Em 2018, foi definido pelo Conama que a próxima fase do programa para redução de poluentes começaria a ser aplicada a partir de 1º de janeiro de 2022, e que as mudanças em diferentes tipos de veículos, como comerciais leves, se estenderia para os anos seguintes.
Em nota, a Anfavea (Associação Nacional dos Fabricantes de Veículos Automotores) afirma julgar necessário o adiamento em dois ou três anos da próxima fase do Proconve para veículos leves e pesados por causa da pandemia.
Segundo a associação, não se trata apenas de uma questão econômica.
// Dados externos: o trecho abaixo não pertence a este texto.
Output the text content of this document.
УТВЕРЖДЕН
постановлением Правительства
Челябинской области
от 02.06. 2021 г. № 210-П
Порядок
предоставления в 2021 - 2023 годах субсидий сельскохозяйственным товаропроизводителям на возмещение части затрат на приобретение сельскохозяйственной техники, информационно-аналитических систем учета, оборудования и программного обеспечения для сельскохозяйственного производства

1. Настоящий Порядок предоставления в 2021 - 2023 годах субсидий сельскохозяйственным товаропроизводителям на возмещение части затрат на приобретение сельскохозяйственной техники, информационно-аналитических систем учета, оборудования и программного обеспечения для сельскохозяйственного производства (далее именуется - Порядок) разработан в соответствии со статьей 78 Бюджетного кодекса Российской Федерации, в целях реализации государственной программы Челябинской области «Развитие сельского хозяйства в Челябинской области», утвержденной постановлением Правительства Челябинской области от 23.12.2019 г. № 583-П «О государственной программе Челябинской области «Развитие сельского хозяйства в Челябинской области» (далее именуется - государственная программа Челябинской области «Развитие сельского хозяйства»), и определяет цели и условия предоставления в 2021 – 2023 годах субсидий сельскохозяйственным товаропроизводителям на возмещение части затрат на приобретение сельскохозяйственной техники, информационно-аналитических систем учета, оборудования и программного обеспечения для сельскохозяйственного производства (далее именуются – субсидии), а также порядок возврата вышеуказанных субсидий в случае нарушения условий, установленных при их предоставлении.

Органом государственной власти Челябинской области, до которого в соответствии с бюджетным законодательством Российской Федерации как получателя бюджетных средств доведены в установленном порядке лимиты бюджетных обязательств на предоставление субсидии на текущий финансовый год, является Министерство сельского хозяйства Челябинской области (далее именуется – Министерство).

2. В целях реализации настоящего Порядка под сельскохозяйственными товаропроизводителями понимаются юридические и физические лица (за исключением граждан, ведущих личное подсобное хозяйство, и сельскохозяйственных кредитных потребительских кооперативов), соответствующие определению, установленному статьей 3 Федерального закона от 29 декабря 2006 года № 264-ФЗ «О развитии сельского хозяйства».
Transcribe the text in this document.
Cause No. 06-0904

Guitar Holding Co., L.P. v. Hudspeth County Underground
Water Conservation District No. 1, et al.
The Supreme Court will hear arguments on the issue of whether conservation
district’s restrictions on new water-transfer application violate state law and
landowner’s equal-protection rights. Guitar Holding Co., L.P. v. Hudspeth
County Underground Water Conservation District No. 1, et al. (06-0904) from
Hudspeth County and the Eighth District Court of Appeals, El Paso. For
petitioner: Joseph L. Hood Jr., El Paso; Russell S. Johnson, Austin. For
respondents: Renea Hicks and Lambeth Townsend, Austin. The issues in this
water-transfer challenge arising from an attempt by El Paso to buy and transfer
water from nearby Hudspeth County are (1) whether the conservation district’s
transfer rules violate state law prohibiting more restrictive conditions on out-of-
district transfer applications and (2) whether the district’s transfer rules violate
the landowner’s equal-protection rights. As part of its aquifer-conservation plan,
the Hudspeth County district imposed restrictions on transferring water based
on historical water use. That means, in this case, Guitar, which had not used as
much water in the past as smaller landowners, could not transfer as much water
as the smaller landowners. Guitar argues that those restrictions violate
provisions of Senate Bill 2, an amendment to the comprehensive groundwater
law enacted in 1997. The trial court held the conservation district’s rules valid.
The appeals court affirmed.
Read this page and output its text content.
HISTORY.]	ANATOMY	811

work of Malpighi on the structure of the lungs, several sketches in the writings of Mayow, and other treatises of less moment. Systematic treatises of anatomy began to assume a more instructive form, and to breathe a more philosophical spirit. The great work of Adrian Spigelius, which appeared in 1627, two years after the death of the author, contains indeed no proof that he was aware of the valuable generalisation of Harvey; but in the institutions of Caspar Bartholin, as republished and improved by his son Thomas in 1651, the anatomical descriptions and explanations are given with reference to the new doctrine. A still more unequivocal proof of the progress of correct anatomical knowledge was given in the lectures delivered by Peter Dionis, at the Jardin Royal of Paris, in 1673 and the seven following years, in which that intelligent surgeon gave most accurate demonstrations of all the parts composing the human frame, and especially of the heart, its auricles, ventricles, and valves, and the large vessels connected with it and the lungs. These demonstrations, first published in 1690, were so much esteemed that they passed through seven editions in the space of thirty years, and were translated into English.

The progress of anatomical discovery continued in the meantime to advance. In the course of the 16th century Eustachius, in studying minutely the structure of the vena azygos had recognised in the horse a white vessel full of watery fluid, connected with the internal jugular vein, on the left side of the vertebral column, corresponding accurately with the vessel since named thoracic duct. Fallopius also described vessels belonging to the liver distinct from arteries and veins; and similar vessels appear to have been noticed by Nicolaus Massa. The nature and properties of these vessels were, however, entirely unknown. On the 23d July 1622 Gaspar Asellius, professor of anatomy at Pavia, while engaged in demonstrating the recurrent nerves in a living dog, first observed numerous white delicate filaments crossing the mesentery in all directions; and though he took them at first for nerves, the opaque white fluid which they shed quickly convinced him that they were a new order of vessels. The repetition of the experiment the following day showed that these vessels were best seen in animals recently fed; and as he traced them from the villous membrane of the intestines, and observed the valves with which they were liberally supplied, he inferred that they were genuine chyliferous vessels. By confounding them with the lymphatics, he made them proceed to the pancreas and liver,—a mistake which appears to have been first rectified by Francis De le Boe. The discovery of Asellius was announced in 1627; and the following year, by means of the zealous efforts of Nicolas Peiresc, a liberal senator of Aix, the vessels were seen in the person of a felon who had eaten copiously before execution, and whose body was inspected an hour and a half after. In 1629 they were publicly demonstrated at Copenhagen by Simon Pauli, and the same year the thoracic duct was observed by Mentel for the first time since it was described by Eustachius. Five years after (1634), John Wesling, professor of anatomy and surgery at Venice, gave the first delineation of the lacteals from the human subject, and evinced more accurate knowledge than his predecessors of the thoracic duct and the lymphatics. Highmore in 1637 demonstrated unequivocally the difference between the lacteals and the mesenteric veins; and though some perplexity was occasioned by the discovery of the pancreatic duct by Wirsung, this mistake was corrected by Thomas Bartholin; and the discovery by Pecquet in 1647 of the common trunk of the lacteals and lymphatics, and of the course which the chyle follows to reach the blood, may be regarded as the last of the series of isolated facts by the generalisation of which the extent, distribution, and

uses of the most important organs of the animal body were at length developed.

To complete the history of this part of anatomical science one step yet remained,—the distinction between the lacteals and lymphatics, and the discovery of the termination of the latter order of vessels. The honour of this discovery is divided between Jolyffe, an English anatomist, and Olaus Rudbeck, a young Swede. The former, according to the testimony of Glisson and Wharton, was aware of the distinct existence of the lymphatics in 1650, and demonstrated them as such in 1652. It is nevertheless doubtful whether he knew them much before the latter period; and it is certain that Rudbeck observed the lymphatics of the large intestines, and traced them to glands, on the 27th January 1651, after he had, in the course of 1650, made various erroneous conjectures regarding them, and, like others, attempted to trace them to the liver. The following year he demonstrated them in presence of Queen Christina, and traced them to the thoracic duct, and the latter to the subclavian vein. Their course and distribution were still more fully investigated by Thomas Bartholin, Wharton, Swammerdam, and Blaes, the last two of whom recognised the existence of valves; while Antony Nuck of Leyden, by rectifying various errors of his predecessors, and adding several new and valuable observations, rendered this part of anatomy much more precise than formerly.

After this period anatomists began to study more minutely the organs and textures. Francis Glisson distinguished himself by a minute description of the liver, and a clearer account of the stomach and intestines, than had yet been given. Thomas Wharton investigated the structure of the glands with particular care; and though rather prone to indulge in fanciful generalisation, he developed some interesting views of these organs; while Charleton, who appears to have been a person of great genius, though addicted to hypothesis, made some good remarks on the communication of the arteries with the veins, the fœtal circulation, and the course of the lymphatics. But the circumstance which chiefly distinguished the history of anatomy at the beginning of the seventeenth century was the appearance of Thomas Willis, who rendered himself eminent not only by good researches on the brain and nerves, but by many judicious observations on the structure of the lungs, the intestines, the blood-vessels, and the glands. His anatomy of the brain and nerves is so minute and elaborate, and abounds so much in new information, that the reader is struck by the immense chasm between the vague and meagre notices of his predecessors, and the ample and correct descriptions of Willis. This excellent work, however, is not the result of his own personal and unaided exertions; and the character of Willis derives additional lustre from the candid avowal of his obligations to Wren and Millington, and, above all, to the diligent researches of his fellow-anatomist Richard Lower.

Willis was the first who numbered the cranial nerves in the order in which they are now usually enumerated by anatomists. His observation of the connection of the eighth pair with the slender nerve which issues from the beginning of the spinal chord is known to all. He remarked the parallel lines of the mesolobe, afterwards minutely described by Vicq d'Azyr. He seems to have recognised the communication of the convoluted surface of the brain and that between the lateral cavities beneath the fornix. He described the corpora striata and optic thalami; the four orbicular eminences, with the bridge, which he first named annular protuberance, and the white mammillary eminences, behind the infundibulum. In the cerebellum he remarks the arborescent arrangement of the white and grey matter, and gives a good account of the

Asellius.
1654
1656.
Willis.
A indústria afirma que os cinco meses de pandemia no país prejudicaram testes de desenvolvimento, que, segundo a Anfavea, “continuam em ritmo mais lento para proteção dos profissionais de laboratório e de campo que trabalham nesses projetos”.
Segundo o MPF, a “inércia e insuficiência na regulamentação e implementação do Proconve, ao menos nos últimos 12 anos, não dá margem para pleitos revisionais que, ao invés de recuperar o tempo perdido, apenas aprofundarão o atraso da legislação brasileira em relação às tendências mundiais”.
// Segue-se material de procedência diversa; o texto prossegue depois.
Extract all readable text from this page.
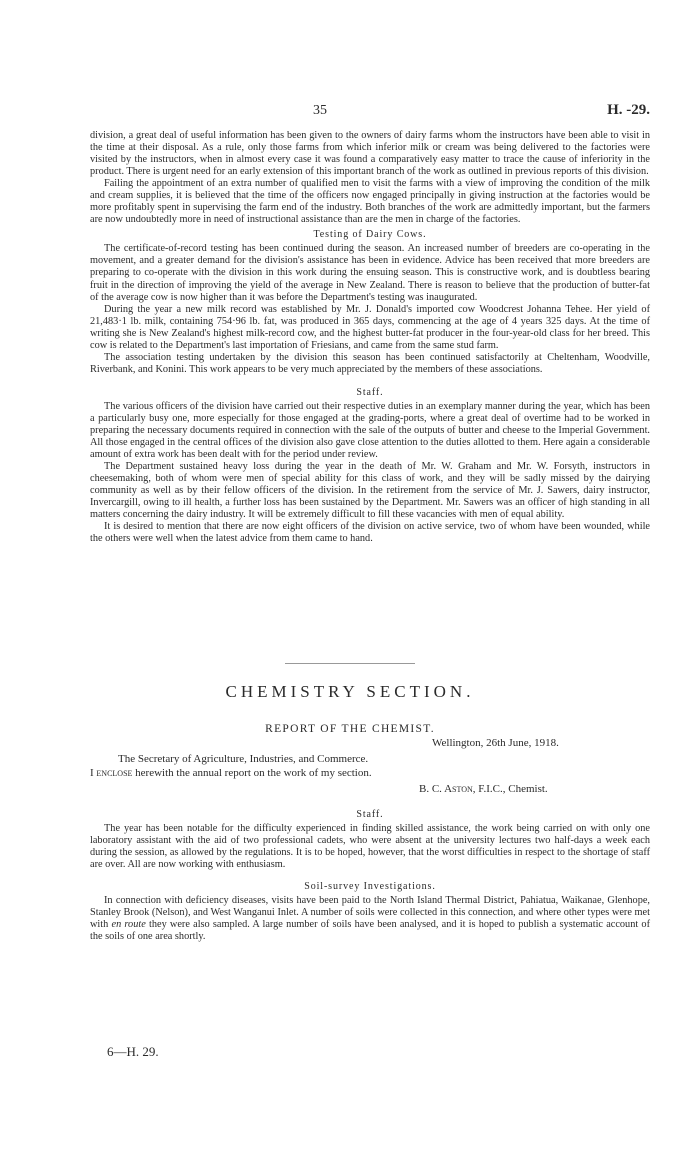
35	H. -29.

division, a great deal of useful information has been given to the owners of dairy farms whom the instructors have been able to visit in the time at their disposal. As a rule, only those farms from which inferior milk or cream was being delivered to the factories were visited by the instructors, when in almost every case it was found a comparatively easy matter to trace the cause of inferiority in the product. There is urgent need for an early extension of this important branch of the work as outlined in previous reports of this division.

Failing the appointment of an extra number of qualified men to visit the farms with a view of improving the condition of the milk and cream supplies, it is believed that the time of the officers now engaged principally in giving instruction at the factories would be more profitably spent in supervising the farm end of the industry. Both branches of the work are admittedly important, but the farmers are now undoubtedly more in need of instructional assistance than are the men in charge of the factories.

Testing of Dairy Cows.

The certificate-of-record testing has been continued during the season. An increased number of breeders are co-operating in the movement, and a greater demand for the division's assistance has been in evidence. Advice has been received that more breeders are preparing to co-operate with the division in this work during the ensuing season. This is constructive work, and is doubtless bearing fruit in the direction of improving the yield of the average in New Zealand. There is reason to believe that the production of butter-fat of the average cow is now higher than it was before the Department's testing was inaugurated.

During the year a new milk record was established by Mr. J. Donald's imported cow Woodcrest Johanna Tehee. Her yield of 21,483·1 lb. milk, containing 754·96 lb. fat, was produced in 365 days, commencing at the age of 4 years 325 days. At the time of writing she is New Zealand's highest milk-record cow, and the highest butter-fat producer in the four-year-old class for her breed. This cow is related to the Department's last importation of Friesians, and came from the same stud farm.

The association testing undertaken by the division this season has been continued satisfactorily at Cheltenham, Woodville, Riverbank, and Konini. This work appears to be very much appreciated by the members of these associations.

Staff.

The various officers of the division have carried out their respective duties in an exemplary manner during the year, which has been a particularly busy one, more especially for those engaged at the grading-ports, where a great deal of overtime had to be worked in preparing the necessary documents required in connection with the sale of the outputs of butter and cheese to the Imperial Government. All those engaged in the central offices of the division also gave close attention to the duties allotted to them. Here again a considerable amount of extra work has been dealt with for the period under review.

The Department sustained heavy loss during the year in the death of Mr. W. Graham and Mr. W. Forsyth, instructors in cheesemaking, both of whom were men of special ability for this class of work, and they will be sadly missed by the dairying community as well as by their fellow officers of the division. In the retirement from the service of Mr. J. Sawers, dairy instructor, Invercargill, owing to ill health, a further loss has been sustained by the Department. Mr. Sawers was an officer of high standing in all matters concerning the dairy industry. It will be extremely difficult to fill these vacancies with men of equal ability.

It is desired to mention that there are now eight officers of the division on active service, two of whom have been wounded, while the others were well when the latest advice from them came to hand.

CHEMISTRY SECTION.
REPORT OF THE CHEMIST.
Wellington, 26th June, 1918.
The Secretary of Agriculture, Industries, and Commerce.
I enclose herewith the annual report on the work of my section.
B. C. Aston, F.I.C., Chemist.
Staff.

The year has been notable for the difficulty experienced in finding skilled assistance, the work being carried on with only one laboratory assistant with the aid of two professional cadets, who were absent at the university lectures two half-days a week each during the session, as allowed by the regulations. It is to be hoped, however, that the worst difficulties in respect to the shortage of staff are over. All are now working with enthusiasm.

Soil-survey Investigations.

In connection with deficiency diseases, visits have been paid to the North Island Thermal District, Pahiatua, Waikanae, Glenhope, Stanley Brook (Nelson), and West Wanganui Inlet. A number of soils were collected in this connection, and where other types were met with en route they were also sampled. A large number of soils have been analysed, and it is hoped to publish a systematic account of the soils of one area shortly.

6—H. 29.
Sem o adiamento, o Brasil já estará com uma defasagem de nove anos em relação à União Europeia e de 13 anos em relação aos EUA, considerando o ano de 2023, quando as regras para o setor deveriam sendo aplicadas para todos os veículos novos produzidos, segundo a procuradoria.
O MPF, citando o International Council on Clean Transportation, afirma que o Brasil também já está atrasado em relação a países como Índia, México e Chile, considerando veículos pesados movidos a diesel.
A Procuradoria cita também um estudo do Instituto Saúde e Sustentabilidade segundo o qual a definição de implementação das regras em veículos pesados apenas em 2023 (no Conama, a sociedade civil defendia que o prazo fosse 2020) pode levar à morte total de mais de 9.000 pessoas e mais 9.000 internações, além de perdas relacionadas a saúde superiores a R$ 4,6 bilhões.
Luiz Carlos Moraes, presidente da Anfavea e diretor de comunicação corporativa e relações institucionais da Mercedes-Benz, disse à Folha que o setor não quer nenhuma mudança mais profunda nas regras, mas apenas mudar a data de implementação.
Segundo ele, entre a adequação às novas regras de segurança e de emissões há um investimento em desenvolvimento de R$ 12 bilhões. “Não estamos pedindo prorrogação de cinco a dez anos. São só dois anos”, diz Moraes.
Sobre a defasagem em relação a outros países, a indústria afirma que especificidades brasileiras, como o tipo de combustível usado, não permitem uma importação direta da tecnologia. Também diz que, dependendo da fase de desenvolvimento que foi interrompida pela pandemia, o processo tem que completamente reiniciado.
O possível adiamento da implementação das regras depende, contudo, de uma aprovação do Conama, que é presidido pelo ministro do Meio Ambiente.
Salles, que sempre declara apreço pela questão ambiental urbana, já deixou claro que não é favorável ao adiamento do prazo para as novas regras. Em uma publicação recente em suas redes sociais, o ministro afirmou que não faz sentido adiar a implementação de padrões ambientais modernos. “É nessa linha que temos que ir: modernizar a frota, tirar carros, ônibus e caminhões velhos e poluentes. Ninguém aguenta mais”, escreveu.
Questionado sobre a posição de Salles, o presidente da Anfavea diz que respeita a posição do ministro e que os pontos da indústria já foram apresentados. “O ministro é presidente do Conama. Quem decide é o Conama, que é um comitê que tem representantes do governo, de outros ministérios, representantes da iniciativa privada e representates da sociedade civil. A decisão final é do Conama”, afirma. “Não é uma decisão isolada do ministro, a decisão é de um comitê.”
Mudanças feitas no Conama por Salles ainda em 2019, porém, aumentaram o poder decisório do governo federal dentro do comitê, que de 96 membros passou a ter 23 integrantes.